Despite the availability of specific　serology and point-of-care tests, the symptoms fluctuation as well as the "open-window" existing amongst the late and silent forms, often delays　the diagnosis of celiac disease　(CD). High mobility group box 1 (HMGB1), an important chromatin protein, mediates inflammation and gastrointestinal barrier failure. In this study involving 49 children with CD　and 44 healthy　children, antitissue transglutaminase type 2 and antideaminated form of gliadin antibodies, serum HMGB1 levels, and duodenal mucosal histopathology were performed. Serum HMGB1 levels were significantly higher in those with CD than those in the healthy control group (P　<0.001). Significant differences in serum HMGB1 levels were detected in　children　with typical CD form compared to both　children　with atypical CD form (P　<0.001) and　children　with silent CD form (P　<0.001). By using the Marsh classification, significant differences were also found between subjects with grade 3 B-B1 and 3 C-B2 and villous atrophy, respectively (P　<0.05). On the contrary, no significant differences were detected in serum HMGB1 levels in subgroups of　children　with grade 3 A compared to grade 3 B-B1. It was thus postulated that the HMGB1 is upregulated at diagnosis in all CD　children, especially in typical form, and reflects the histologic severity of　disease.

Does rotavirus vaccination increase the risk of celiac disease or type 1 diabetes in children? (Pediatr Infect Dis J.　2017. April 10. doi: 10.1097/INF.0000000000001600)

Rotavirus infection has been suggested as a trigger of type 1 diabetes (T1D) and　celiac disease　(CD) related autoimmunity in some studies. In this population-based cohort study in Finland, rotavirus vaccination records were collected from healthcare databases during 2009-2011 and validated for a sample of 495　children. Incident diagnoses of CD and TID during 2009-2014 in the cohort were identified in the National Care register. The adjusted relative risks (95% CI) were 0·91 (0·69, 1·20) for T1D and 0·87 (0·65, 1·17) for CD in vaccinated children compared to unvaccinated, suggesting that oral rotavirus vaccination did not alter the risk of CD or T1D during four to six years follow-up after vaccination. Therefore, it appears that oral rotavirus vaccination is safe in the individuals at risk of CD and T1D.

Serum biomarkers as predictors of complicated appendicitis in children (Pediatr Surg Int.　2017 Apr 29. doi: 10.1007/s00383-017-4088-1)

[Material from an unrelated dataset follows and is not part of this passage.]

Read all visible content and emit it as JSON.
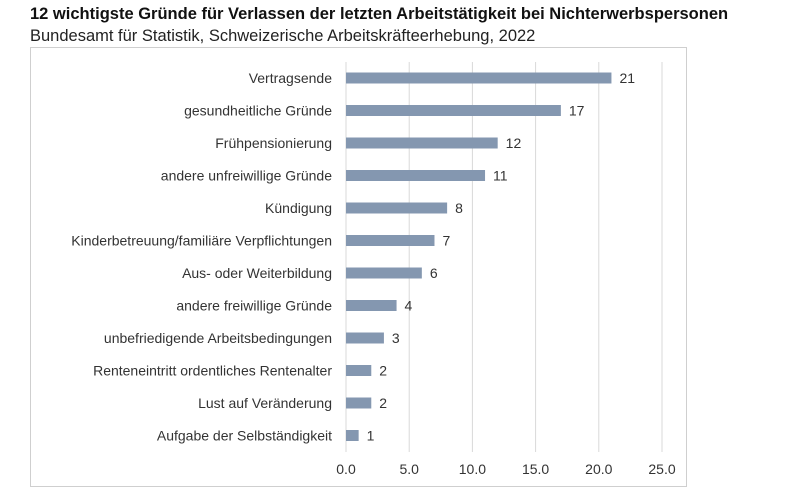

Choosing conservative mode of management of acute uncomplicated appendicitis without appendicolith over appendectomy is now an established treatment option. In this study, the authors evaluated whether commonly used serum biomarkers on admission could distinguish between simple and complicated appendicitis. Admission white blood cell (WBC), neutrophil (NEU), and C-reactive protein (CRP) levels were analyzed by ROC curve, and Kruskal-Wallis and contingency tests. Patients were divided according to age and histology [normal appendix (NA), simple appendicitis (SA), complicated appendicitis (CA)]. Of 1197 children　(NA=186, SA=685, CA=326), 7% were <5　years, 55% 5-12, and 38% 13-17. CA patients had higher CRP and WBC levels than NA and SA (P　<0.0001). NEU levels were lower in NA compared to SA or CA (P　<0.0001), but were similar between SA and CA (P　=　0.6). CA patients had higher CRP and WBC levels than SA patients in 5-12- (P　<0.0001) and 13-17-year groups (P　=　0.0075, P　=0.005), but not in <5-year group. CRP levels >40　mg/L were found in 58% CA and 37% SA (P　<0.0001), and WBC count >15　×　10⁹/L in 58% CA and 43% SA (P　<0.0001). Authors concluded that simple markers like CRP and WBC count may help the clinician predict complicated appendicitis in children older than 5 years age and guide decision-making as to the therapeutic modality.